Strictly adhering to the PDF standard, PDF Clown features a layered model which progressively hides syntactic details (xref tables, streams, dictionaries, arrays, etc.) and reveals semantic entities (pages, bookmarks, fonts, etc.), providing a robust and convenient access to the intricacies of the format:
- Byte layer: raw PDF file
- Token layer: lexical interpretation (parsing) of the PDF file
- Object layer: data structures emerging from token aggregation (COS Model)
- File layer: syntactic representation of the PDF file (macro-structure constituted by a sequence of indirect objects)
- Document layer: semantic representation of the PDF file (catalog object tree)

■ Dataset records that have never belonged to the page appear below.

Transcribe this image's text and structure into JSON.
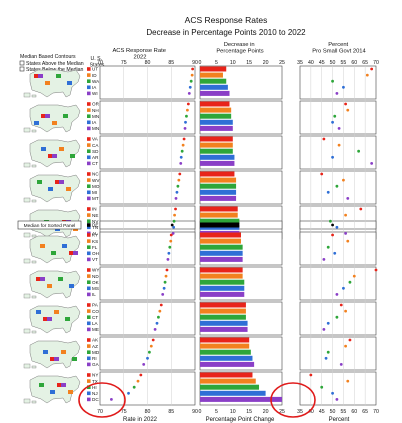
{
  "title": "ACS Response Rates",
  "subtitle": "Decrease in Percentage Points 2010 to 2022",
  "legend": {
    "heading": "Median Based Contours",
    "above": "States Above the Median",
    "below": "States Below the Median",
    "median_label": "Median for Sorted Panel"
  },
  "state_column_header": "U. S. States",
  "panel_headers": {
    "rate": "ACS Response Rate 2022",
    "decrease": "Decrease in Percentage Points",
    "percent": "Percent Pro Small Govt 2014"
  },
  "series_colors": [
    "#e8241a",
    "#f2811f",
    "#2ea63a",
    "#2f6fd6",
    "#8a3fc7"
  ],
  "median_color": "#000000",
  "chart_data": [
    {
      "type": "scatter",
      "title": "ACS Response Rate 2022",
      "xlabel": "Rate in 2022",
      "xlim": [
        70,
        90
      ],
      "xticks": [
        70,
        75,
        80,
        85,
        90
      ],
      "grid": true,
      "values": [
        89.5,
        89.4,
        89.2,
        89.0,
        88.8,
        88.6,
        88.4,
        88.2,
        88.0,
        87.9,
        87.7,
        87.5,
        87.3,
        87.1,
        87.0,
        86.8,
        86.6,
        86.4,
        86.2,
        86.0,
        85.9,
        85.7,
        85.6,
        85.5,
        85.4,
        85.2,
        85.0,
        84.9,
        84.7,
        84.5,
        84.3,
        84.1,
        83.9,
        83.7,
        83.5,
        83.2,
        82.9,
        82.6,
        82.3,
        82.0,
        81.6,
        81.2,
        80.8,
        80.4,
        80.0,
        79.2,
        78.6,
        78.0,
        77.2,
        76.0,
        72.4
      ]
    },
    {
      "type": "bar",
      "title": "Decrease in Percentage Points",
      "xlabel": "Percentage Point Change",
      "xlim": [
        0,
        25
      ],
      "xticks": [
        0,
        5,
        10,
        15,
        20,
        25
      ],
      "categories": [
        "UT",
        "ID",
        "WA",
        "IA",
        "WI",
        "OR",
        "NH",
        "MN",
        "IA",
        "MN",
        "VA",
        "CA",
        "SD",
        "AR",
        "CT",
        "NC",
        "WV",
        "MO",
        "MI",
        "MT",
        "IN",
        "NE",
        "NV",
        "TN",
        "AL",
        "DE",
        "KY",
        "KS",
        "FL",
        "OH",
        "VT",
        "WY",
        "ND",
        "OK",
        "MS",
        "IL",
        "PA",
        "CO",
        "CT",
        "LA",
        "ME",
        "AK",
        "AZ",
        "MD",
        "RI",
        "GA",
        "NY",
        "TX",
        "HI",
        "NJ",
        "DC"
      ],
      "values": [
        8.0,
        7.0,
        8.0,
        8.5,
        9.0,
        9.0,
        9.5,
        9.5,
        10.0,
        10.0,
        10.0,
        10.0,
        10.0,
        10.5,
        10.5,
        10.5,
        11.0,
        11.0,
        11.0,
        11.0,
        11.5,
        11.5,
        12.0,
        12.0,
        12.0,
        12.0,
        12.5,
        12.5,
        13.0,
        13.0,
        13.0,
        13.0,
        13.0,
        13.5,
        13.5,
        13.5,
        14.0,
        14.0,
        14.0,
        14.5,
        14.5,
        15.0,
        15.0,
        15.5,
        16.0,
        16.5,
        16.0,
        17.0,
        18.0,
        20.0,
        25.0
      ]
    },
    {
      "type": "scatter",
      "title": "Percent Pro Small Govt 2014",
      "xlabel": "Percent",
      "xlim": [
        35,
        70
      ],
      "xticks": [
        35,
        40,
        45,
        50,
        55,
        60,
        65,
        70
      ],
      "grid": true,
      "values": [
        68.0,
        66.0,
        50.0,
        55.0,
        52.0,
        56.0,
        57.0,
        51.0,
        50.0,
        53.0,
        46.0,
        53.0,
        62.0,
        50.0,
        68.0,
        45.0,
        55.0,
        52.0,
        48.0,
        57.0,
        63.0,
        56.0,
        49.0,
        52.0,
        56.0,
        50.0,
        50.0,
        57.0,
        48.0,
        51.0,
        46.0,
        70.0,
        60.0,
        58.0,
        55.0,
        52.0,
        54.0,
        56.0,
        52.0,
        48.0,
        46.0,
        58.0,
        56.0,
        48.0,
        47.0,
        54.0,
        40.0,
        57.0,
        45.0,
        50.0,
        52.0
      ]
    }
  ]
}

As shown by the diagram above, both the File Layer (through PdfIndirectObject class) and the Document Layer (through PdfObjectWrapper class) are based on the Object Layer; the amazing thing is that, in spite of the awful complexity of the PDF specification, PDF Clown is based on just two Object Layer classes (see the diagram below):
- PdfObject (root of the COS Model, which encompasses the low-level building blocks of PDF such as PdfIndirectObject, PdfDictionary, PdfArray, PdfStream, PdfName and so on)
- PdfObjectWrapper (root of the Document Model, which encompasses the high-level entities such as Document, Page, Contents, Annotation, Bookmark, Font and so on).
Here it is a class diagram representing the library’s main entities and their relations (note this is just a more detailed view of the same layers described above).
The diagram below represents a Document object (the semantic root of a PDF file as modelled by PDF Clown) as viewed across the layers:
- Byte layer: the dotted box inside the PDF file icon contains a sample data fragment that represents a Catalog Dictionary (root object);
- Token layer: the bytes of the Catalog Dictionary are aggregated in atomic items (lexemes);
- Object layer: an indirect object pattern is recognized, so that a PdfIndirectObject is instantiated to incapsulate the Catalog Dictionary data;
- File layer: the PdfIndirectObject (bridge between the Object Layer and the File Layer) containing the Catalog Dictionary is arrayed among the others to represent the PDF file structure;
- Document layer: the Catalog Dictionary is encapsulated inside a Document object, which inherits from PdfObjectWrapper (bridge between the Object Layer and the Document Layer).